In a small room in the cancer unit at Children's Hospital of Minneapolis, Dr. Bruce Bostrom and nurse Sara Froyen Gernbacher were discussing the minutiae of several cases. One boy down the hall had just been given some cough medicine. Another was asking questions about his treatment. A lot of questions.
"I tried to answer all of them as best I could," Gernbacher said. "I hope I did OK."
There were 115,619 stories at Children's Hospitals and Clinics of Minnesota last year, and most of them unfolded quietly and without fanfare, just as they did Thursday. They were stories of joy, sadness and, more often than not, hope.
But none resonated like the case of Daniel Hauser, a 12-year-old farm kid whose parents refused to treat his Hodgkin's lymphoma with chemotherapy, saying they were relying on the advice of Native American healers instead. But the courts forced them to treat Daniel because, with treatment, his chances of survival were excellent. Without it, he would almost certainly die.

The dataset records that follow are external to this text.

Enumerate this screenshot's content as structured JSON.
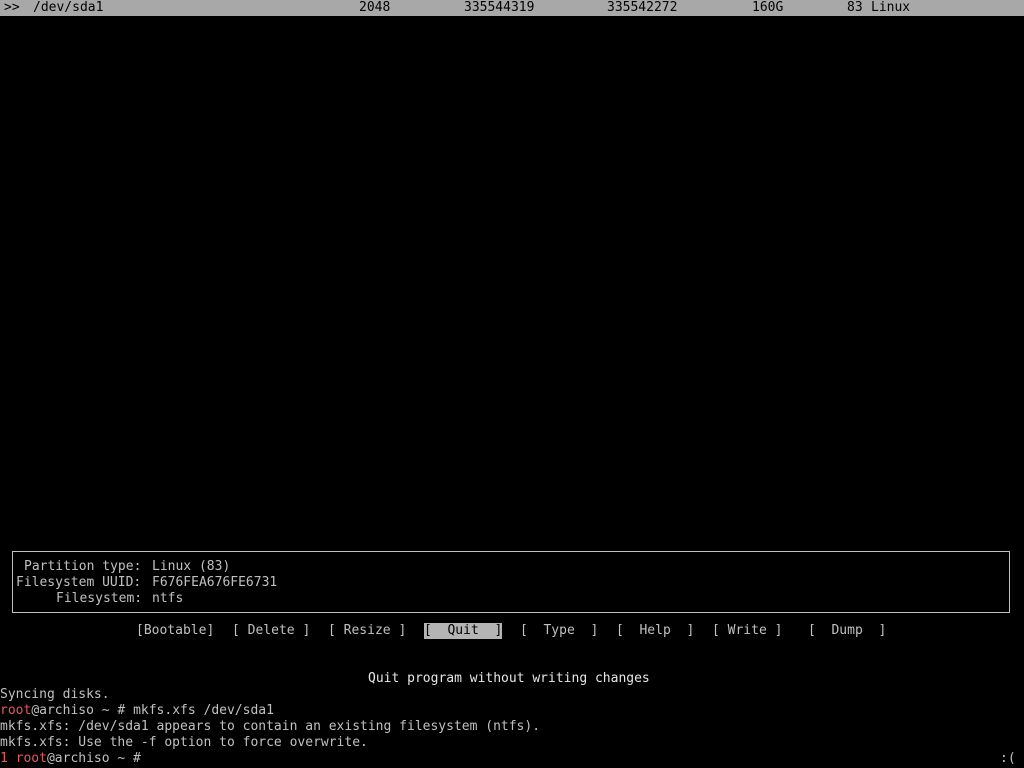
{
  "partition_row": {
    "marker": ">>",
    "device": "/dev/sda1",
    "start": "2048",
    "end": "335544319",
    "sectors": "335542272",
    "size": "160G",
    "id": "83",
    "type": "Linux"
  },
  "info": {
    "partition_type_label": "Partition type:",
    "partition_type_value": "Linux (83)",
    "uuid_label": "Filesystem UUID:",
    "uuid_value": "F676FEA676FE6731",
    "fs_label": "Filesystem:",
    "fs_value": "ntfs"
  },
  "menu": {
    "items": [
      {
        "label": "[Bootable]",
        "selected": false
      },
      {
        "label": "[ Delete ]",
        "selected": false
      },
      {
        "label": "[ Resize ]",
        "selected": false
      },
      {
        "label": "[  Quit  ]",
        "selected": true
      },
      {
        "label": "[  Type  ]",
        "selected": false
      },
      {
        "label": "[  Help  ]",
        "selected": false
      },
      {
        "label": "[ Write ]",
        "selected": false
      },
      {
        "label": "[  Dump  ]",
        "selected": false
      }
    ],
    "hint": "Quit program without writing changes"
  },
  "terminal": {
    "line1": "Syncing disks.",
    "prompt_user": "root",
    "prompt_host": "@archiso ~ # ",
    "command": "mkfs.xfs /dev/sda1",
    "err1": "mkfs.xfs: /dev/sda1 appears to contain an existing filesystem (ntfs).",
    "err2": "mkfs.xfs: Use the -f option to force overwrite.",
    "last_status": "1 ",
    "last_user": "root",
    "last_host": "@archiso ~ # ",
    "status_right": ":("
  },
  "colors": {
    "background": "#000000",
    "text": "#c0c0c0",
    "highlight": "#a8a8a8",
    "prompt_red": "#e05a5a"
  }
}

Daniel's mother, Colleen, fled with her son, but eventually returned and got him the court-ordered treatment. Last week, a judge rescinded the child-protection order when his radiation treatments end. Daniel appears to have recuperated from his lymphoma.
The case, which got international attention, began when Bostrom and Gernbacher reported the family's reluctance to treat Daniel to authorities, something neither had done in their 22-year careers.
"It wasn't an easy thing to do, but it was an obvious thing to do," said Gernbacher, who decided she would treat kids with cancer after spending time at a cancer camp, where she met Bostrom.
Bostrom is thin and soft-spoken. His calm nature and frequent smile give him a Mr. Rogers demeanor. When he mentions that he does Scandinavian folk dancing in his spare time and that his wife, Char, plays fiddle, it seems to fit.